Article Image

News Link • Energy

Fuel breakthrough paves way for cutting-edge nuclear reactor

• https://newatlas.com, By David Szondy

One of the big pushes in the effort to spark a 21st century renaissance in nuclear power is the development of new reactor designs that only a couple of decades ago were experimental with only a limited prospect of ever becoming practical.

One class of these so-called Generation IV or Gen IV power plants is molten salt reactors, which replace enriched uranium or plutonium fuel rods and water moderator/coolant with a mixture of nuclear fuel and molten salt. It's a concept that seems a bit odd at first, but it's one that provides all sorts of advantages over the common pressurized water reactors in use today.

There are several different kinds of molten salt reactors, but they have a number of features in common.

For one thing, they operate at higher temperatures than conventional reactors and at atmospheric pressure. This makes them much more efficient and reduces mechanical stresses, while also eliminating the threat of a runaway meltdown because the nuclear reaction is self-limiting. Also, dangerous or damaging gases like hydrogen and xenon are easily vented off by a simple chemical process.

Because they operate at temperatures of about 600 °C (1,112 °F), molten salt reactors have a 50% greater efficiency. They can continuously recycle their fuel, which reduces nuclear waste – and new fuel can be added and the waste removed by what is essentially plumbing.

They're also quite flexible, capable of handling a variety of fuels, which helps not only with the economics but also with reducing the proliferation of nuclear weapons. Not to mention that the reactor designs can be modular and readily adapted for small-scale plants that can be used for a variety of industrial applications, including petroleum production, hydrogen generation, desalination, floating power plants, and ship propulsion.
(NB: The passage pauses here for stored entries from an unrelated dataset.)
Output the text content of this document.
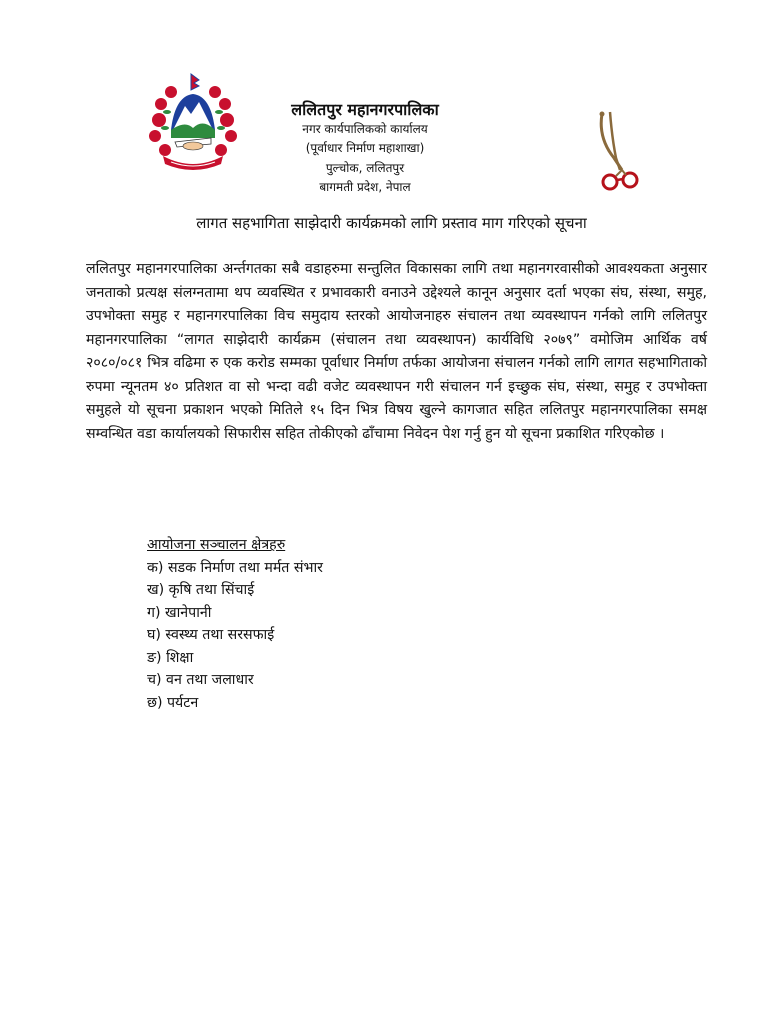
ललितपुर महानगरपालिका
नगर कार्यपालिकको कार्यालय
(पूर्वाधार निर्माण महाशाखा)
पुल्चोक, ललितपुर
बागमती प्रदेश, नेपाल
लागत सहभागिता साझेदारी कार्यक्रमको लागि प्रस्ताव माग गरिएको सूचना

ललितपुर महानगरपालिका अर्न्तगतका सबै वडाहरुमा सन्तुलित विकासका लागि तथा महानगरवासीको आवश्यकता अनुसार जनताको प्रत्यक्ष संलग्नतामा थप व्यवस्थित र प्रभावकारी वनाउने उद्देश्यले कानून अनुसार दर्ता भएका संघ, संस्था, समुह, उपभोक्ता समुह र महानगरपालिका विच समुदाय स्तरको आयोजनाहरु संचालन तथा व्यवस्थापन गर्नको लागि ललितपुर महानगरपालिका “लागत साझेदारी कार्यक्रम (संचालन तथा व्यवस्थापन) कार्यविधि २०७९” वमोजिम आर्थिक वर्ष २०८०/०८१ भित्र वढिमा रु एक करोड सम्मका पूर्वाधार निर्माण तर्फका आयोजना संचालन गर्नको लागि लागत सहभागिताको रुपमा न्यूनतम ४० प्रतिशत वा सो भन्दा वढी वजेट व्यवस्थापन गरी संचालन गर्न इच्छुक संघ, संस्था, समुह र उपभोक्ता समुहले यो सूचना प्रकाशन भएको मितिले १५ दिन भित्र विषय खुल्ने कागजात सहित ललितपुर महानगरपालिका समक्ष सम्वन्धित वडा कार्यालयको सिफारीस सहित तोकीएको ढाँचामा निवेदन पेश गर्नु हुन यो सूचना प्रकाशित गरिएकोछ ।

आयोजना सञ्चालन क्षेत्रहरु
क) सडक निर्माण तथा मर्मत संभार
ख) कृषि तथा सिंचाई
ग) खानेपानी
घ) स्वस्थ्य तथा सरसफाई
ङ) शिक्षा
च) वन तथा जलाधार
छ) पर्यटन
This sounds all well and good, but why haven't molten salt reactors been built before? The answer is that such reactors have been used since the very dawn of the nuclear age. In fact, one of the first reactor designs drawn up for the Allied Manhattan Project to build the first atomic bomb would have used a slurry of salt and uranium. However, that one didn't last long because there wasn't enough uranium fuel available and the molten salt design wasn't any good for making plutonium, so Oppenheimer et al went for a graphite reactor instead.

Since then, there have been a number of molten salt projects, including one for submarines and another for (Lord help us) powering aircraft, but they never really caught on. That's because nuclear reactors aren't anywhere near as simple as the illustrations in school textbooks might lead one to believe.